I’ve come to understand that there is a form of good grief. As we witness the tragedy of the bushfires and count the losses, I am finding new ways to be with grief.
As Catherine Ingram, journalist, author and activist says in her influential essay, Facing Extinction “We grieve because we love. To the degree that your heart is shattered over loss, is precisely the degree to which you loved that which has gone.”
As we enter a new decade, 2020, there is a palpable “collective grief” – it is hard to have a conversation without the tragedy of the bushfires coming up. As a community we are being asked to “grow up, own up and show up” (words of my mentor) in support of ourselves, community, of Nature, of Mother Earth, and of change. What does that look like for those struggling with their own internal firestorms – trauma, ill health, pain – but not directly affected by the fires?
Everyday check in with your own internal climate before feet hit the ground running.
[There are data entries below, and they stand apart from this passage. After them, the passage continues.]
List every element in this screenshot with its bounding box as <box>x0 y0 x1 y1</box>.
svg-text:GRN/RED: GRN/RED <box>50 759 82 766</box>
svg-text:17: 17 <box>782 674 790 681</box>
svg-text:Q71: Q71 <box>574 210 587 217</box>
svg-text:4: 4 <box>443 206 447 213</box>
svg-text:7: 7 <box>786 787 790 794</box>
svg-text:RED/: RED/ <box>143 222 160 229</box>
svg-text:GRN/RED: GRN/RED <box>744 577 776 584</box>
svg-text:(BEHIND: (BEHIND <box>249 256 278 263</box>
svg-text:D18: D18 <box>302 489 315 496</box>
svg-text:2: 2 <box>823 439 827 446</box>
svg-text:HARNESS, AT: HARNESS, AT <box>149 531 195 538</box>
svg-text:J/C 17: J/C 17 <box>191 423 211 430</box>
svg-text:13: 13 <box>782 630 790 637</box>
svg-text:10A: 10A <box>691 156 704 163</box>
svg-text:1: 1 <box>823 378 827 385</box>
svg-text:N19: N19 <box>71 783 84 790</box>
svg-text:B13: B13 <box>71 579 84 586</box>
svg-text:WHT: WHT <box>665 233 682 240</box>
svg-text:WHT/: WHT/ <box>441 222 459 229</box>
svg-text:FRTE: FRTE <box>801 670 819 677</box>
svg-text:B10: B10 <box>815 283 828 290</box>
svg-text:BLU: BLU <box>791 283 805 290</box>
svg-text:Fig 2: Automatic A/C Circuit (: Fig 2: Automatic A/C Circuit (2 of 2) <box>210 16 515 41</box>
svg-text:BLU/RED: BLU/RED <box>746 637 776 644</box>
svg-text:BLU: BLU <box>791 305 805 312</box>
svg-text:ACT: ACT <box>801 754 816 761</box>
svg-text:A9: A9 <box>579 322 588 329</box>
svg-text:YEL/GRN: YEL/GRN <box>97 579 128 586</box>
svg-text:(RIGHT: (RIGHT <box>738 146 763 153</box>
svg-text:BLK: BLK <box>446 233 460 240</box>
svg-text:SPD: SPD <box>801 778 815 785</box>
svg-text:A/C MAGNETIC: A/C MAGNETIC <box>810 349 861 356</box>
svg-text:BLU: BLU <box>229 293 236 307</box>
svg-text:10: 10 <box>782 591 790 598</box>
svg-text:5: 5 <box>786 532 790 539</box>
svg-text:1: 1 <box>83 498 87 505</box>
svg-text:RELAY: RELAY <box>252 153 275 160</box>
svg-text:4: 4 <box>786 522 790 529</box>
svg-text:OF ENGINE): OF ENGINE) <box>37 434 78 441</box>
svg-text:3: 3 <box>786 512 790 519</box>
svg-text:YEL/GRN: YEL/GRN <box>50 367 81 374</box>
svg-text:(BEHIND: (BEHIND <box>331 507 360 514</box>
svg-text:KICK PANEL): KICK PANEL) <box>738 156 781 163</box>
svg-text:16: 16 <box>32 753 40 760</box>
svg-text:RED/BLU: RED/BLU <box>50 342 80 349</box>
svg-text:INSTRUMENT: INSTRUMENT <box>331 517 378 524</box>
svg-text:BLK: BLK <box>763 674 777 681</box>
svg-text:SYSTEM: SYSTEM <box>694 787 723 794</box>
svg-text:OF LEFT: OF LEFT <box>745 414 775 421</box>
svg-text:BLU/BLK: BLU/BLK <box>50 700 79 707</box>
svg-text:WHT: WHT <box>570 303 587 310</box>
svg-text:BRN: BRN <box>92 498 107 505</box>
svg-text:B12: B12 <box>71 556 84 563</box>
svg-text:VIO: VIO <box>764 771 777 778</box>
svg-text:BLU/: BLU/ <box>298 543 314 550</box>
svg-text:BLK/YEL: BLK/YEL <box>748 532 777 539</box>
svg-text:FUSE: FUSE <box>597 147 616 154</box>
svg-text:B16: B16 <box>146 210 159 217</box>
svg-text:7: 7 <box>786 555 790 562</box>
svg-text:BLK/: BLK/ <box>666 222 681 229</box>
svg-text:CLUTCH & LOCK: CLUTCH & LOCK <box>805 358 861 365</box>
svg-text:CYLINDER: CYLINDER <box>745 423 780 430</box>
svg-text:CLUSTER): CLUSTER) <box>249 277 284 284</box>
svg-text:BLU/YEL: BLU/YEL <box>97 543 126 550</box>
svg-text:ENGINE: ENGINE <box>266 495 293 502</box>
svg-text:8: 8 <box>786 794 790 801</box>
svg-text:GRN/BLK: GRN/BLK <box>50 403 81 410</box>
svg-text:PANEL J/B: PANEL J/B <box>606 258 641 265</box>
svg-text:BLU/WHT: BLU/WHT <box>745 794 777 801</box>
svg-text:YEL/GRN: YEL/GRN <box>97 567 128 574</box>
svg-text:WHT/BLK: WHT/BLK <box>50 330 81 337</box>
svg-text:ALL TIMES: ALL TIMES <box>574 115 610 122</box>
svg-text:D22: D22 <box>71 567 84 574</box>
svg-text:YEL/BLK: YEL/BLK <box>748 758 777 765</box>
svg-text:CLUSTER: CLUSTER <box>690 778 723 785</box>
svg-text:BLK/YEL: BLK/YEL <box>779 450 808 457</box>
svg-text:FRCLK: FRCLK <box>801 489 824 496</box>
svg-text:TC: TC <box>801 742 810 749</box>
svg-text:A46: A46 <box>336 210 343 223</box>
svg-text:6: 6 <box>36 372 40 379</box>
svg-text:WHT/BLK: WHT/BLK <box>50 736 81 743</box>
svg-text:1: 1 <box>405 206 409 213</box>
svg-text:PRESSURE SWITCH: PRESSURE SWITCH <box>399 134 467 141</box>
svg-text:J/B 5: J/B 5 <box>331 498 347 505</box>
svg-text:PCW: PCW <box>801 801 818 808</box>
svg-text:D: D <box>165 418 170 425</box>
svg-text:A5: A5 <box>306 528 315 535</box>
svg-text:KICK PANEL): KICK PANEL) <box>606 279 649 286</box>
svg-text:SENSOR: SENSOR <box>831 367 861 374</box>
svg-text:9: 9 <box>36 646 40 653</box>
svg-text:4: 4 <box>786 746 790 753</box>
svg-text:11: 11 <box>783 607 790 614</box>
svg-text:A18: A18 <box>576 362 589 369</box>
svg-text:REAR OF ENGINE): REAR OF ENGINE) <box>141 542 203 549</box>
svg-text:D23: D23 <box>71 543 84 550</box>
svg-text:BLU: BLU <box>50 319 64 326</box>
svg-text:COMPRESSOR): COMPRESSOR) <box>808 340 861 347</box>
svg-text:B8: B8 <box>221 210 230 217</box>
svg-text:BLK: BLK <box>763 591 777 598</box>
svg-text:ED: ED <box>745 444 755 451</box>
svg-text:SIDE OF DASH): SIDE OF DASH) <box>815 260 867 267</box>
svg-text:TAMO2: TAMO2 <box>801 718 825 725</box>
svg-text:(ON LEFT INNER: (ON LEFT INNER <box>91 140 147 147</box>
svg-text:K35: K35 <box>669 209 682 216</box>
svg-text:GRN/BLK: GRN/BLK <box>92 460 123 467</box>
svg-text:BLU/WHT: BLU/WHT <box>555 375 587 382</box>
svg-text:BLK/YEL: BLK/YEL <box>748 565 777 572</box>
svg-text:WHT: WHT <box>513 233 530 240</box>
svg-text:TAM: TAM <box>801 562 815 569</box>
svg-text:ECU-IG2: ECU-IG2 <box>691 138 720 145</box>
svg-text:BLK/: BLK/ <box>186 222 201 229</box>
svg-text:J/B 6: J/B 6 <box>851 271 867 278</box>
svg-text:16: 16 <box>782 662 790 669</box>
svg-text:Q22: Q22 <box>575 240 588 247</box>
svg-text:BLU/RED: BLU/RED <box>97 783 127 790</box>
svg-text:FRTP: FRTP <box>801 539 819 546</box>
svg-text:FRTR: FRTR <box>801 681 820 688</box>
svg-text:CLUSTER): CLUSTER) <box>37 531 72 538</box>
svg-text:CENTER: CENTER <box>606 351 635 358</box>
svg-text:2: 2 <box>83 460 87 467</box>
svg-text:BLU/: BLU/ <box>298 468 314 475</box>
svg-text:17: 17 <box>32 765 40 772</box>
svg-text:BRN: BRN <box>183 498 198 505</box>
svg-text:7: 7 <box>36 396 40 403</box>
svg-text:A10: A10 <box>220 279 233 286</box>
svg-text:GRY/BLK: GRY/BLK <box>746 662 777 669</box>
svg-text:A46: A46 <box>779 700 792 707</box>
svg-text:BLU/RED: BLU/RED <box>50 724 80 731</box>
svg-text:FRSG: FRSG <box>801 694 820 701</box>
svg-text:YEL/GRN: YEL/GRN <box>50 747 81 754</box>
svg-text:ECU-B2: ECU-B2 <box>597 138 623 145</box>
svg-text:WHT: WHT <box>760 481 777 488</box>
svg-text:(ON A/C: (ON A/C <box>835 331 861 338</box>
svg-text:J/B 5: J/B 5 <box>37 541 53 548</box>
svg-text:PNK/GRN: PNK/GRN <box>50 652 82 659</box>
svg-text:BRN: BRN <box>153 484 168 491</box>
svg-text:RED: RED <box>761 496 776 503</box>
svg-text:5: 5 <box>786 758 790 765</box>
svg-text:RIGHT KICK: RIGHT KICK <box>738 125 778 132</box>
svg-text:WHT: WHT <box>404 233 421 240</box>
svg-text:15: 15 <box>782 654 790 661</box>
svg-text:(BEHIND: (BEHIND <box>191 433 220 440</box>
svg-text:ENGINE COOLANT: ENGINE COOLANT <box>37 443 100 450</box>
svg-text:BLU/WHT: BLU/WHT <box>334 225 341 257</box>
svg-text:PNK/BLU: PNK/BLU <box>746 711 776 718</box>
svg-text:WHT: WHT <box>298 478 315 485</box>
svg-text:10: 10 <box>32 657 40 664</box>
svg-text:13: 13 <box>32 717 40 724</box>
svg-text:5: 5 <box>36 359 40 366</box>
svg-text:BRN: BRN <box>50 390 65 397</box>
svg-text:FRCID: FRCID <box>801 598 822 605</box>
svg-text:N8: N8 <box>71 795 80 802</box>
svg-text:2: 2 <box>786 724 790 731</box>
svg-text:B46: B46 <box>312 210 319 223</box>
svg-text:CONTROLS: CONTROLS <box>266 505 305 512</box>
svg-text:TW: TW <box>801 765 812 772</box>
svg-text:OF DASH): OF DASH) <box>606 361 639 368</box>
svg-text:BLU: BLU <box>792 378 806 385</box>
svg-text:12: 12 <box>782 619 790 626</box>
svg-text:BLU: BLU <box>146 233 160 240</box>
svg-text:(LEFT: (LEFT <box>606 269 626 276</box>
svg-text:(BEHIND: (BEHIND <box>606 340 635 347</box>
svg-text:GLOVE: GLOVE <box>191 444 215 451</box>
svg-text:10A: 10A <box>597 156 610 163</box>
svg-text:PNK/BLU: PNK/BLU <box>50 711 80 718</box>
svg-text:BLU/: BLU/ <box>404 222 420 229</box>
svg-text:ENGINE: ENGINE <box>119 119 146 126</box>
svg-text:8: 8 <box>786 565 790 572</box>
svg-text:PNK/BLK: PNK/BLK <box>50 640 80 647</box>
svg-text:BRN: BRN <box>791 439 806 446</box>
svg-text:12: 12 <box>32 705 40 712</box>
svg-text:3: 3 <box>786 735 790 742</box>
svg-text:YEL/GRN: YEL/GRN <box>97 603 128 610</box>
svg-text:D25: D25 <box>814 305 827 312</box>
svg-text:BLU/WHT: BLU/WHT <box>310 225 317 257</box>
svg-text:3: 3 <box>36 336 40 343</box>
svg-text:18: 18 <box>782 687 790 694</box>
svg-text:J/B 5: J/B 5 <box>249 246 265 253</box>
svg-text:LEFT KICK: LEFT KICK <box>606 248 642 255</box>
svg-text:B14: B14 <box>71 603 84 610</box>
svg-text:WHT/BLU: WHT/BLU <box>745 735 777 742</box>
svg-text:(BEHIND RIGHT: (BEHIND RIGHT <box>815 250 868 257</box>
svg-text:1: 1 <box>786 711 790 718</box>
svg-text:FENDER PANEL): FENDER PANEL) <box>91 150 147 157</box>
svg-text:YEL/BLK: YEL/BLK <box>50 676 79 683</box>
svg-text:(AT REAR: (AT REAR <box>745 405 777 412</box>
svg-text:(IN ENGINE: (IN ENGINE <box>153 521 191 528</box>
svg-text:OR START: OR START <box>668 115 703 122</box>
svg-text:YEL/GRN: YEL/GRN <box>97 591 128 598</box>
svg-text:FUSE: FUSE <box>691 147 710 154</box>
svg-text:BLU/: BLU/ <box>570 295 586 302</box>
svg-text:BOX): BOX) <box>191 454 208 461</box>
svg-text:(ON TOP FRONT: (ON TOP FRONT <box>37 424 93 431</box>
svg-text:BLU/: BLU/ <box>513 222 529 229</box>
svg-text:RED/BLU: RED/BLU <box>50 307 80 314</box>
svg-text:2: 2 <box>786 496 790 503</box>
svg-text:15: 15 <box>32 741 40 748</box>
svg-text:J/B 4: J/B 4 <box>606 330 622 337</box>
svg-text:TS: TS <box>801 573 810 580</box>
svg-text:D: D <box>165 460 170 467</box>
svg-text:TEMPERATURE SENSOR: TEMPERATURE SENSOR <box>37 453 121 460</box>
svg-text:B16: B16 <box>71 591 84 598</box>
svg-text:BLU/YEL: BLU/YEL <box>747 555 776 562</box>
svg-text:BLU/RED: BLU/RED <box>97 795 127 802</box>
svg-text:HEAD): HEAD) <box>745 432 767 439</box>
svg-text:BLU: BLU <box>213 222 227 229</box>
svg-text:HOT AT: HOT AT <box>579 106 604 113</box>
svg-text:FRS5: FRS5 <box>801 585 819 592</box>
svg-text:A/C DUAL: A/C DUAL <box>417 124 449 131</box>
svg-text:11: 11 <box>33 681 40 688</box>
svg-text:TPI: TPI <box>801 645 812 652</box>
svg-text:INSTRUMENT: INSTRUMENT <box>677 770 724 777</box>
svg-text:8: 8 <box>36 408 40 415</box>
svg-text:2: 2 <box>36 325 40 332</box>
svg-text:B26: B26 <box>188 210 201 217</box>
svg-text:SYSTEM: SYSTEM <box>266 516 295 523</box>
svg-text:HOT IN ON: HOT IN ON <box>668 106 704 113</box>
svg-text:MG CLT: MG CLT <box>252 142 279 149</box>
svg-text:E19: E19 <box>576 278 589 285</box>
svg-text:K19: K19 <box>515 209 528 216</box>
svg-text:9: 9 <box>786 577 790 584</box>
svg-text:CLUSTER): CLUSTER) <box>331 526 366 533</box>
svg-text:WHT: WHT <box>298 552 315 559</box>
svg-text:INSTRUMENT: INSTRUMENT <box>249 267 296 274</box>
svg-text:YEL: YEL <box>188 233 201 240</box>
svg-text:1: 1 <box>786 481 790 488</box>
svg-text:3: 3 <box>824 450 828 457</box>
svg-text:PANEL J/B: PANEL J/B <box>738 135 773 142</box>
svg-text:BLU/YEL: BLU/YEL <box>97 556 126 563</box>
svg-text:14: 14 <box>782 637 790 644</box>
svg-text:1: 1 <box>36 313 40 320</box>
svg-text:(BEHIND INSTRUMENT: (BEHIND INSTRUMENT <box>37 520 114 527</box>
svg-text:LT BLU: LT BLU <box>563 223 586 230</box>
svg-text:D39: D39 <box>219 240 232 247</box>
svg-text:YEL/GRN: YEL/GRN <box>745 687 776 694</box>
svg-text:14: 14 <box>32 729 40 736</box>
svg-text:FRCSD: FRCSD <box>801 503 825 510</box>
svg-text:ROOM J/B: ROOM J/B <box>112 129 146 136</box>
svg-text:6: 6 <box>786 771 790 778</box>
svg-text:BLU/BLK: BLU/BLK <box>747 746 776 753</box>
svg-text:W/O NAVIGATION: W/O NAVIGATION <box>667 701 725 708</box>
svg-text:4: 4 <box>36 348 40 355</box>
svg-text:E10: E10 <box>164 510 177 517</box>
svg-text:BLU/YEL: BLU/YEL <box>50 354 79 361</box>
What are the quality of your thoughts? What story/program are you running over and over?. Know that you can press pause, choose peace, choose calm. Breathe, drink water, give thanks.
Don’t be afraid of the depths of your grief, sorrow and despair. As Joanna Macy, climate facilitator and writer says, “It’s a natural response to suffering.” Meet your grief and find ways to hold it lightly whilst still functioning in the everyday world. If you feel moved to help, go here to find ways to transform overwhelm into action.
I can easily go into catastrophic thinking but know that’s not helpful for me or people around me. So I find ways of self soothing. I carry rose quartz in my pocket; it’s warm and comforting and assists me to release worry, fear and past emotional trauma. I use rose geranium essential oil on my heart to balance emotions and lift the spirit. Keeping up with movement, any movement is a great release and helps rest come easily.
Nourish with wholefood: good quality fat with non-starchy vegetables and small amounts of protein to support gut and mental health – avoid grains and sugars that just add to hormone/neurotransmitter imbalance and warming your internal climate (aka inflammation). Journal to release emotion onto the page. Find more joy and peace in everyday moments.. And if these simple approaches are not enough on their own, and you are needing more direct help, seek trauma counselling. (see Resources page for list of practitioners).
Blessings for the journey into 2020.
Is this what grief tastes like?
Metallic steel in my mouth.
A lump in my throat,
choking on the words.
Grief wears different clothes.
It’s control, one moment,
anger, sadness the next.
All the little children, the plants, the animals, my daughters.
I know it’s truth when the tears come.
How do I grieve while I am still learning to love?
Emotionally paralysed, anaesthetised.
I wasn’t taught how to grieve.
All I know of this feeling is to run for the hills
carrying this solid stone in my chest,
a pet rock that holds the density of despair.
When can I let it go?
Safe enough to find the moment it first entered my heart,
then return it to its rightful place?
Or do I have to carry this stone inside me forever?
I find the courage to bring it out to play.
It’s not so powerful in the light.
I share it with others.
Not “my” grief, just “the” grief.
And give it ridiculous, embarrassing amounts of love.
I wear it lightly, laugh with it..
Dance until it shatters into so many sharp imperfect pieces,
turning over and over until smooth in the palm of my hand
like a gem.
I found it in my pocket the other day.
And I recognised it like an old friend.